Du 18 au 20 mai 2026, la Friche la Belle de Mai a accueilli les partenaires de Mawjaat à Marseille pour une nouvelle rencontre du collectif. Cette « Escale à Marseille » s’inscrit dans l’agenda du projet “Mawjaat : tiers-lieux pour les transitions culturelles en Méditerranée” et fait suite au premier workshop organisé à Tunis en février 2026.

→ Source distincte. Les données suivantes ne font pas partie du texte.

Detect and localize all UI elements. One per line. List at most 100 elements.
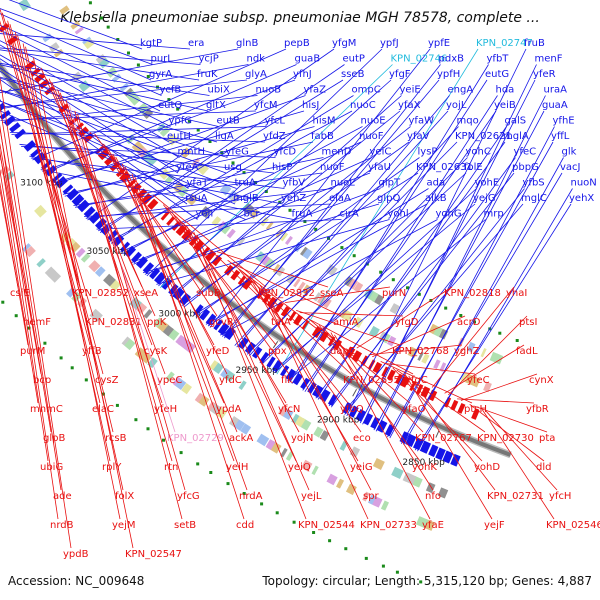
gc-dot [196, 462, 200, 466]
reverse-gene-label: KPN_02546 [546, 520, 600, 531]
genome-summary-label: Topology: circular; Length: 5,315,120 bp… [262, 574, 592, 588]
forward-gene-connector [209, 48, 431, 328]
reverse-gene-connector [259, 285, 369, 520]
forward-gene-label: yfaW [409, 116, 435, 127]
forward-gene-connector [403, 157, 564, 445]
reverse-gene-label: setB [174, 520, 196, 531]
forward-gene-label: pdxB [439, 54, 465, 65]
reverse-gene-connector [134, 176, 248, 491]
forward-gene-connector [387, 141, 554, 438]
gc-dot [288, 208, 292, 212]
feature-block [226, 228, 236, 239]
forward-gene-arrow [271, 360, 283, 373]
forward-gene-arrow [384, 424, 395, 437]
feature-block [391, 466, 404, 479]
reverse-gene-label: KPN_02818 [444, 288, 501, 299]
map-title: Klebsiella pneumoniae subsp. pneumoniae … [60, 10, 540, 26]
reverse-gene-arrow [381, 366, 389, 377]
reverse-gene-connector [238, 268, 349, 404]
gc-dot [381, 564, 385, 568]
forward-gene-connector [205, 203, 428, 325]
feature-block [44, 266, 56, 278]
forward-gene-connector [120, 141, 362, 253]
forward-gene-label: engA [448, 85, 474, 96]
reverse-gene-connector [485, 410, 558, 491]
forward-gene-connector [73, 172, 323, 206]
reverse-gene-label: KPN_02832 [258, 288, 315, 299]
scale-label: 3000 kbp [158, 310, 201, 320]
forward-gene-connector [30, 157, 285, 189]
reverse-gene-label: nfo [425, 491, 441, 502]
reverse-gene-label: acrD [457, 317, 481, 328]
forward-gene-label: yfgM [332, 38, 356, 49]
forward-gene-connector [181, 141, 410, 306]
reverse-gene-connector [248, 276, 359, 462]
reverse-gene-connector [94, 133, 205, 288]
forward-gene-connector [272, 203, 476, 372]
gc-dot [156, 85, 159, 89]
reverse-gene-connector [299, 312, 404, 317]
feature-block [265, 221, 274, 231]
feature-block [300, 459, 313, 472]
forward-gene-label: elaA [329, 193, 351, 204]
reverse-gene-label: yfgD [395, 317, 419, 328]
gc-dot [264, 190, 268, 193]
feature-block [219, 183, 232, 196]
reverse-gene-connector [408, 375, 496, 491]
feature-block [439, 362, 447, 372]
reverse-gene-arrow [267, 296, 278, 309]
feature-block [34, 204, 47, 218]
forward-gene-label: truA [235, 178, 256, 189]
gc-dot [162, 438, 165, 442]
gc-dot [127, 51, 130, 55]
feature-block [238, 380, 247, 390]
forward-gene-label: ubiX [208, 85, 230, 96]
forward-gene-arrow [9, 122, 21, 133]
forward-gene-connector [0, 47, 201, 65]
feature-block [386, 335, 397, 347]
forward-gene-label: yfgF [389, 69, 411, 80]
forward-gene-connector [156, 219, 390, 285]
feature-block [88, 260, 101, 273]
reverse-gene-label: yfcN [278, 404, 300, 415]
forward-gene-connector [236, 95, 450, 348]
gc-dot [115, 403, 119, 407]
gc-dot [292, 520, 296, 524]
forward-gene-connector [62, 141, 314, 195]
forward-gene-connector [0, 24, 162, 96]
reverse-gene-label: ypeC [157, 375, 182, 386]
reverse-gene-connector [481, 409, 555, 520]
reverse-gene-label: yghZ [454, 346, 480, 357]
feature-block [103, 273, 116, 287]
reverse-gene-connector [51, 81, 156, 317]
reverse-gene-label: yfaO [402, 404, 426, 415]
forward-gene-label: alkB [425, 193, 447, 204]
feature-block [59, 5, 70, 15]
gc-dot [254, 181, 257, 184]
forward-gene-label: yohG [436, 209, 462, 220]
feature-block [36, 258, 46, 268]
forward-gene-connector [342, 203, 524, 414]
reverse-gene-label: cynX [529, 375, 554, 386]
feature-block [280, 232, 289, 242]
gc-dot [196, 128, 200, 132]
reverse-gene-label: yejF [484, 520, 505, 531]
reverse-gene-connector [227, 259, 339, 346]
reverse-gene-label: spr [363, 491, 380, 502]
forward-gene-label: yfaZ [304, 85, 327, 96]
scale-label: 2900 kbp [317, 416, 360, 426]
reverse-gene-connector [166, 207, 280, 317]
reverse-gene-arrow [450, 399, 459, 411]
forward-gene-arrow [124, 245, 137, 258]
forward-gene-label: hisJ [302, 100, 319, 111]
feature-block [297, 281, 306, 292]
feature-block [380, 500, 389, 511]
reverse-gene-connector [473, 405, 548, 433]
forward-gene-label: eutP [343, 54, 365, 65]
reverse-gene-label: yejM [112, 520, 135, 531]
forward-gene-label: eutQ [158, 100, 182, 111]
gc-dot [498, 331, 502, 335]
reverse-gene-connector [176, 216, 290, 375]
feature-block [438, 328, 449, 340]
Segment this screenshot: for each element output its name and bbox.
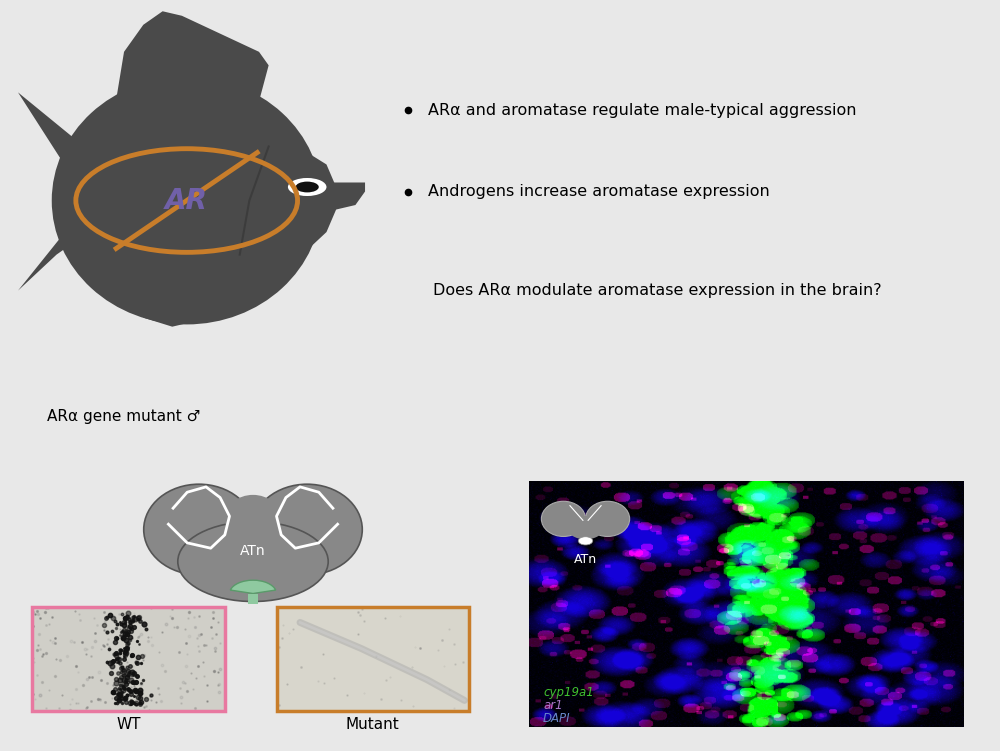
Polygon shape: [18, 92, 95, 182]
Text: Does ARα modulate aromatase expression in the brain?: Does ARα modulate aromatase expression i…: [433, 283, 881, 298]
Circle shape: [296, 182, 319, 192]
Text: AR: AR: [165, 186, 208, 215]
Bar: [276, 607, 469, 710]
Text: ar1: ar1: [543, 699, 563, 712]
Ellipse shape: [252, 484, 362, 575]
Circle shape: [578, 537, 593, 545]
Polygon shape: [230, 137, 336, 268]
Wedge shape: [230, 581, 276, 593]
Text: DAPI: DAPI: [543, 712, 571, 725]
Text: Mutant: Mutant: [346, 716, 400, 731]
Ellipse shape: [567, 516, 604, 539]
Ellipse shape: [144, 484, 254, 575]
Polygon shape: [326, 182, 365, 210]
Ellipse shape: [541, 501, 586, 536]
Ellipse shape: [178, 521, 328, 602]
Text: ARα gene mutant ♂: ARα gene mutant ♂: [47, 409, 200, 424]
Polygon shape: [114, 11, 269, 115]
Text: Androgens increase aromatase expression: Androgens increase aromatase expression: [428, 184, 769, 199]
Ellipse shape: [225, 495, 281, 543]
Polygon shape: [18, 219, 95, 291]
Circle shape: [288, 178, 326, 196]
Text: ATn: ATn: [240, 544, 266, 558]
Ellipse shape: [52, 77, 322, 324]
Text: ARα and aromatase regulate male-typical aggression: ARα and aromatase regulate male-typical …: [428, 103, 856, 118]
Polygon shape: [143, 282, 230, 327]
Polygon shape: [220, 237, 269, 291]
Text: ATn: ATn: [574, 553, 597, 566]
Ellipse shape: [586, 501, 630, 536]
Text: WT: WT: [116, 716, 141, 731]
Bar: [32, 607, 225, 710]
Bar: [32, 607, 225, 710]
Bar: [276, 607, 469, 710]
Text: cyp19a1: cyp19a1: [543, 686, 594, 698]
Bar: [248, 593, 258, 604]
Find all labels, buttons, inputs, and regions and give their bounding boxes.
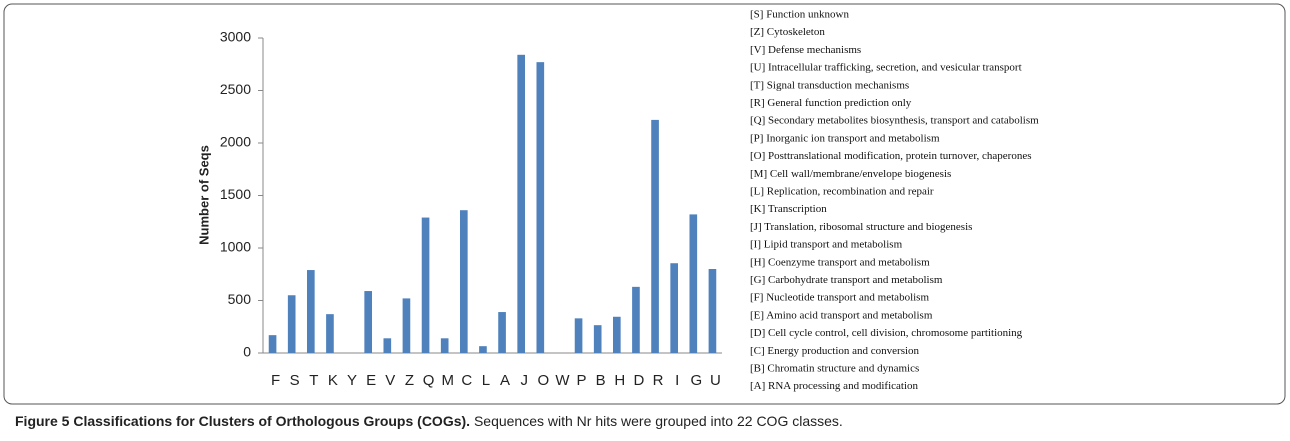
x-tick-label: P	[577, 372, 587, 389]
legend-text: [G] Carbohydrate transport and metabolis…	[750, 274, 943, 286]
x-tick-label: Y	[347, 372, 357, 389]
y-tick-label: 2000	[220, 134, 251, 150]
bar	[593, 325, 602, 353]
bar	[402, 298, 411, 353]
legend-text: [E] Amino acid transport and metabolism	[750, 309, 933, 321]
y-tick-label: 0	[243, 344, 251, 360]
bar	[479, 346, 487, 353]
y-tick-label: 3000	[220, 29, 251, 45]
y-tick-label: 1000	[220, 239, 251, 255]
legend-text: [S] Function unknown	[750, 9, 850, 21]
bar	[632, 286, 640, 353]
legend-text: [Z] Cytoskeleton	[750, 26, 825, 38]
caption-text: Sequences with Nr hits were grouped into…	[474, 413, 843, 429]
legend-text: [H] Coenzyme transport and metabolism	[750, 256, 930, 268]
bar	[708, 269, 717, 353]
x-tick-label: K	[328, 372, 338, 389]
legend-text: [Q] Secondary metabolites biosynthesis, …	[750, 115, 1039, 127]
bar	[421, 217, 430, 353]
x-tick-label: Z	[405, 372, 414, 389]
x-tick-label: E	[366, 372, 376, 389]
legend-text: [T] Signal transduction mechanisms	[750, 79, 909, 91]
legend-text: [B] Chromatin structure and dynamics	[750, 363, 919, 375]
legend-text: [A] RNA processing and modification	[750, 380, 919, 392]
y-tick-label: 500	[228, 291, 252, 307]
bar	[459, 210, 468, 353]
bar	[287, 295, 296, 353]
x-tick-label: O	[537, 372, 549, 389]
x-tick-label: D	[634, 372, 645, 389]
legend-text: [J] Translation, ribosomal structure and…	[750, 221, 972, 233]
legend-text: [D] Cell cycle control, cell division, c…	[750, 327, 1023, 339]
bar	[612, 316, 621, 353]
legend-text: [C] Energy production and conversion	[750, 345, 920, 357]
x-tick-label: I	[675, 372, 679, 389]
bar	[440, 338, 449, 353]
x-tick-label: S	[290, 372, 300, 389]
legend-text: [M] Cell wall/membrane/envelope biogenes…	[750, 168, 951, 180]
y-tick-label: 2500	[220, 81, 251, 97]
y-tick-label: 1500	[220, 186, 251, 202]
x-tick-label: H	[614, 372, 625, 389]
bar	[574, 318, 583, 353]
bar	[689, 214, 698, 353]
x-tick-label: C	[461, 372, 472, 389]
bar	[498, 312, 506, 353]
bar	[306, 270, 315, 353]
legend-text: [U] Intracellular trafficking, secretion…	[750, 62, 1022, 74]
bar	[517, 54, 526, 354]
bar	[364, 291, 373, 353]
legend-text: [P] Inorganic ion transport and metaboli…	[750, 132, 940, 144]
bar	[670, 263, 679, 353]
x-tick-label: W	[555, 372, 570, 389]
x-tick-label: L	[482, 372, 490, 389]
x-tick-label: F	[271, 372, 280, 389]
x-tick-label: B	[596, 372, 606, 389]
legend-text: [L] Replication, recombination and repai…	[750, 186, 934, 198]
x-tick-label: R	[653, 372, 664, 389]
x-tick-label: A	[500, 372, 510, 389]
legend-text: [V] Defense mechanisms	[750, 44, 861, 56]
x-tick-label: U	[710, 372, 721, 389]
legend-text: [R] General function prediction only	[750, 97, 912, 109]
bar	[651, 119, 659, 354]
x-tick-label: T	[309, 372, 318, 389]
figure-border	[3, 3, 1286, 405]
bar	[383, 338, 392, 353]
bar	[326, 314, 334, 353]
legend-text: [I] Lipid transport and metabolism	[750, 239, 903, 251]
x-tick-label: V	[385, 372, 395, 389]
legend-text: [F] Nucleotide transport and metabolism	[750, 292, 929, 304]
bar	[268, 335, 277, 353]
x-tick-label: Q	[423, 372, 435, 389]
caption-label: Figure 5 Classifications for Clusters of…	[15, 413, 470, 429]
legend-text: [O] Posttranslational modification, prot…	[750, 150, 1032, 162]
caption: Figure 5 Classifications for Clusters of…	[15, 413, 843, 429]
legend-text: [K] Transcription	[750, 203, 827, 215]
x-tick-label: J	[520, 372, 528, 389]
y-axis-title: Number of Seqs	[196, 145, 211, 245]
x-tick-label: M	[441, 372, 454, 389]
x-tick-label: G	[690, 372, 702, 389]
bar	[536, 62, 545, 354]
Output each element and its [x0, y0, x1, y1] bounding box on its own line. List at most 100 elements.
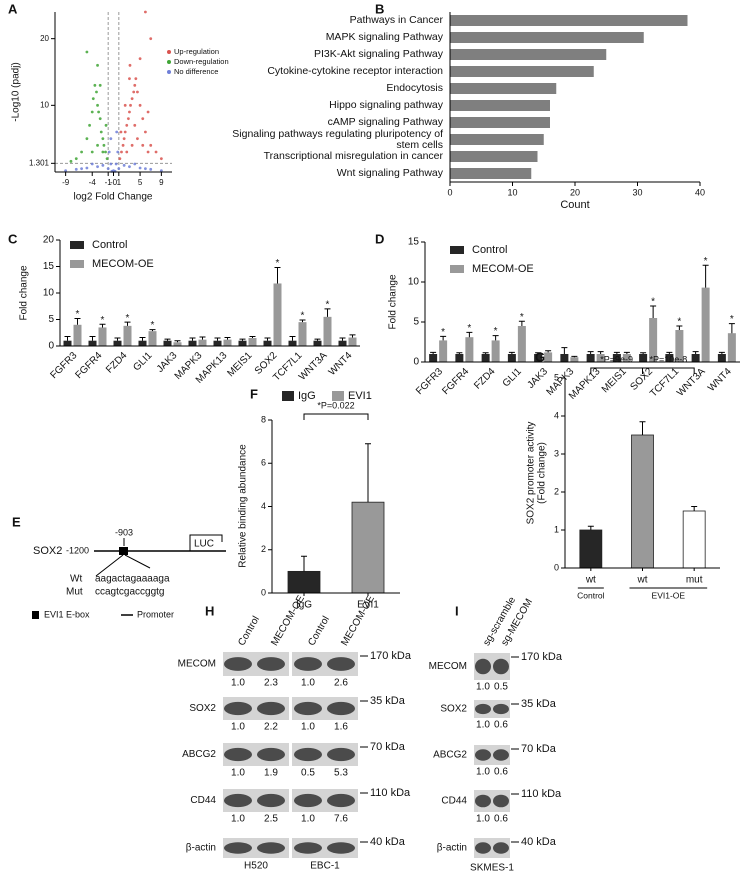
bar — [248, 338, 257, 346]
significance-label: * — [494, 326, 498, 337]
y-tick-label: 10 — [43, 288, 55, 299]
quantification: 1.0 — [301, 678, 315, 689]
quantification: 0.5 — [494, 682, 508, 693]
quantification: 0.6 — [494, 720, 508, 731]
bar — [544, 352, 553, 362]
x-tick-label: -1 — [105, 178, 113, 187]
y-tick-label: 1.301 — [29, 158, 50, 167]
error-bar — [691, 505, 698, 511]
error-bar — [74, 317, 81, 325]
bar — [507, 354, 516, 362]
y-axis-label: SOX2 promoter activity — [526, 422, 537, 525]
protein-label: CD44 — [190, 795, 216, 806]
error-bar — [139, 337, 146, 341]
gene-label: SOX2 — [33, 545, 62, 557]
quantification: 1.0 — [231, 722, 245, 733]
error-bar — [676, 325, 683, 330]
blot-band — [327, 793, 355, 808]
bar — [273, 283, 282, 346]
lane-label: Control — [236, 614, 262, 647]
x-tick-label: 40 — [695, 187, 705, 197]
bar — [238, 340, 247, 346]
error-bar — [189, 337, 196, 341]
bar — [439, 340, 448, 362]
error-bar — [535, 352, 542, 354]
error-bar — [518, 320, 525, 326]
x-tick-label: FGFR3 — [49, 350, 80, 381]
blot-band — [257, 747, 285, 762]
point — [123, 103, 127, 107]
quantification: 1.0 — [476, 767, 490, 778]
y-tick-label: 5 — [48, 314, 54, 325]
error-bar — [666, 351, 673, 354]
bar — [727, 333, 736, 362]
legend-swatch — [450, 246, 464, 254]
blot-band — [224, 793, 252, 808]
error-bar — [545, 350, 552, 353]
x-tick-label: FZD4 — [472, 366, 498, 392]
quantification: 1.0 — [476, 682, 490, 693]
error-bar — [274, 267, 281, 284]
point — [114, 162, 118, 166]
bar — [517, 326, 526, 362]
point — [121, 143, 125, 147]
x-tick-label: MEIS1 — [225, 350, 254, 379]
significance-label: * — [151, 320, 155, 331]
blot-band — [475, 658, 491, 675]
bar — [98, 327, 107, 346]
blot-band — [294, 701, 322, 716]
point — [90, 162, 94, 166]
x-tick-label: WNT3A — [297, 350, 330, 383]
bar — [429, 354, 438, 362]
legend-swatch — [70, 260, 84, 268]
bar — [188, 340, 197, 346]
quantification: 0.6 — [494, 767, 508, 778]
point — [133, 123, 137, 127]
point — [116, 150, 120, 154]
quantification: 1.0 — [301, 722, 315, 733]
error-bar — [456, 352, 463, 354]
quantification: 0.5 — [301, 768, 315, 779]
legend-marker — [167, 70, 171, 74]
cell-line-label: H520 — [244, 861, 268, 872]
category-label: PI3K-Akt signaling Pathway — [314, 48, 443, 60]
point — [96, 103, 99, 107]
point — [128, 165, 131, 169]
x-tick-label: EVI1 — [357, 600, 379, 611]
bar — [298, 322, 307, 346]
bar — [491, 340, 500, 362]
size-label: 40 kDa — [521, 836, 557, 848]
error-bar — [728, 323, 735, 334]
legend-label: MECOM-OE — [92, 258, 154, 270]
point — [134, 77, 138, 81]
quantification: 1.0 — [476, 814, 490, 825]
x-tick-label: 5 — [138, 178, 143, 187]
point — [102, 143, 106, 147]
blot-band — [327, 701, 355, 716]
point — [128, 77, 131, 81]
category-label: MAPK signaling Pathway — [325, 31, 443, 43]
error-bar — [214, 337, 221, 341]
x-tick-label: 20 — [570, 187, 580, 197]
error-bar — [508, 351, 515, 354]
y-tick-label: 15 — [43, 261, 55, 272]
point — [97, 110, 101, 114]
significance-label: * — [704, 256, 708, 267]
point — [96, 63, 99, 67]
size-label: 170 kDa — [521, 651, 563, 663]
bar — [113, 340, 122, 346]
size-label: 110 kDa — [370, 787, 411, 799]
bar — [263, 340, 272, 346]
y-tick-label: 15 — [408, 237, 420, 248]
point — [74, 167, 78, 171]
comparison-bracket — [642, 367, 695, 374]
size-label: 170 kDa — [370, 650, 412, 662]
bar — [596, 354, 605, 362]
blot-band — [475, 703, 491, 715]
error-bar — [640, 352, 647, 354]
category-label: Endocytosis — [386, 82, 443, 94]
size-label: 110 kDa — [521, 788, 562, 800]
y-tick-label: 4 — [261, 501, 266, 511]
significance-label: * — [301, 311, 305, 322]
error-bar — [492, 335, 499, 341]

Une réunion de mi-parcours consacrée à la pérennité des modèles économiques et de gouvernance, à la redirection écologique des lieux culturels et à la construction d’outils collectifs. Trois jours durant lesquels le groupe a aussi pris le temps d’interroger, avec la chercheuse Lieve Wijman, ce qui fait aujourd’hui la réalité concrète de la dynamique Mawjaat, avant de rejoindre l’ouverture de la Saison Méditerranée 2026. Ce temps fort a permis d’articuler réflexion interne et ouverture au territoire marseillais, en faisant de la Friche à la fois un terrain d’expérimentation, un lieu de travail et d’observation des transitions culturelles à l’œuvre que le collectif cherche à incarner.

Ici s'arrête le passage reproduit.